At length, when half-an-hour had passed, and it was almost dark, he became restless, excited, and in the end went down-stairs. In the front room he found Layard on the top of a step-ladder. He said:

"I was looking out of my window, and a man, coming from the northern end of the tow-path, disappeared behind the island, behind Boland's Ait. He has not come back and he has not come out at the other end. Where can he have gone? Is there some way of getting off the tow-path between the two points?" The speaker's manner was forced into a form of pleasant wonder; but there were strange white lines, like lines of fear, about his mouth and the corners of his eyes, "Is there a gate or way off the tow-path?"

"No. The man must have come off the tow path or gone into the water and been drowned," said Layard, not noticing anything peculiar in the other, and answering half-playfully.

"That would be too good," cried Crawford with a start, apparently taken off his guard.

"Eh?" cried Layard, facing round suddenly. He was in the act of driving in a brass-headed nail.
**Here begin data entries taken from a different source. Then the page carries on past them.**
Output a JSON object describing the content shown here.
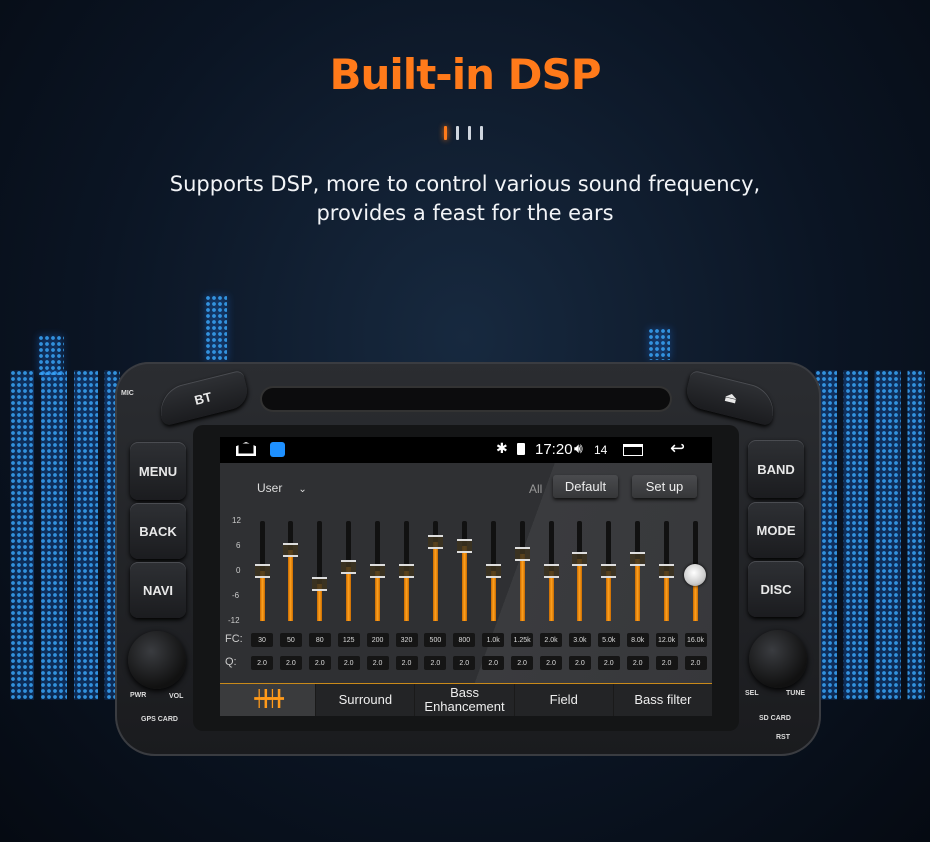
{
  "header": {
    "title": "Built-in DSP",
    "subtitle_line1": "Supports DSP, more to control various sound frequency,",
    "subtitle_line2": "provides a feast for the ears"
  },
  "colors": {
    "accent": "#ff7a1a",
    "slider_fill": "#ffa21f",
    "bars": "#3aa8ff"
  },
  "device": {
    "mic": "MIC",
    "bt": "BT",
    "eject_icon": "eject-icon",
    "left_buttons": [
      "MENU",
      "BACK",
      "NAVI"
    ],
    "right_buttons": [
      "BAND",
      "MODE",
      "DISC"
    ],
    "pwr": "PWR",
    "vol": "VOL",
    "gps_card": "GPS CARD",
    "sel": "SEL",
    "tune": "TUNE",
    "sd_card": "SD CARD",
    "rst": "RST"
  },
  "status": {
    "time": "17:20",
    "volume": "14",
    "icons": [
      "home-icon",
      "app-icon",
      "bluetooth-icon",
      "sim-icon",
      "volume-icon",
      "recent-apps-icon",
      "back-icon"
    ]
  },
  "eq": {
    "preset": "User",
    "all_label": "All",
    "default_label": "Default",
    "setup_label": "Set up",
    "scale": [
      "12",
      "6",
      "0",
      "-6",
      "-12"
    ],
    "fc_label": "FC:",
    "q_label": "Q:",
    "bands": [
      {
        "fc": "30",
        "q": "2.0",
        "gain": 0
      },
      {
        "fc": "50",
        "q": "2.0",
        "gain": 5
      },
      {
        "fc": "80",
        "q": "2.0",
        "gain": -3
      },
      {
        "fc": "125",
        "q": "2.0",
        "gain": 1
      },
      {
        "fc": "200",
        "q": "2.0",
        "gain": 0
      },
      {
        "fc": "320",
        "q": "2.0",
        "gain": 0
      },
      {
        "fc": "500",
        "q": "2.0",
        "gain": 7
      },
      {
        "fc": "800",
        "q": "2.0",
        "gain": 6
      },
      {
        "fc": "1.0k",
        "q": "2.0",
        "gain": 0
      },
      {
        "fc": "1.25k",
        "q": "2.0",
        "gain": 4
      },
      {
        "fc": "2.0k",
        "q": "2.0",
        "gain": 0
      },
      {
        "fc": "3.0k",
        "q": "2.0",
        "gain": 3
      },
      {
        "fc": "5.0k",
        "q": "2.0",
        "gain": 0
      },
      {
        "fc": "8.0k",
        "q": "2.0",
        "gain": 3
      },
      {
        "fc": "12.0k",
        "q": "2.0",
        "gain": 0
      },
      {
        "fc": "16.0k",
        "q": "2.0",
        "gain": -1
      }
    ],
    "gain_range": [
      -12,
      12
    ],
    "active_band": 16
  },
  "tabs": [
    {
      "icon": "equalizer-icon"
    },
    {
      "label": "Surround"
    },
    {
      "label": "Bass Enhancement"
    },
    {
      "label": "Field"
    },
    {
      "label": "Bass filter"
    }
  ]
}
The fervour in Crawford's tone caught his ear and made him suspend the blow he was about to deliver.

"Oh, nothing," said the other, with one of his short laughs. "A bad-natured joke. I meant it would be too much of a joke to think a man could be drowned in such a simple way. But this man hid himself behind the island and did not come forth at either end for half-an-hour, and I thought I'd ask you what you thought, as the circumstance piqued me. Good-night."

When he found himself in his own room he closed the window, pulled down the blind, hasped the shutters, and drew the curtains. He looked round on the simple unpretending furniture suspiciously, and muttered:

"He here--if it were he, and I think it was, appearing and disappearing in such a way! He cannot have found me out? Curse him, curse her; ay, curse her! Is not that all over now? She was to blame, too."

He walked up and down the room for an hour.

"If that was Philip Ray, where did he go to? He seems to have vanished. Layard knows every foot of this place. It was Philip Ray, and he did vanish! Could he have seen me and recognised me? or could he have tracked me, and is he now out on that little quay or wharf under my window, waiting for me? Ugh!"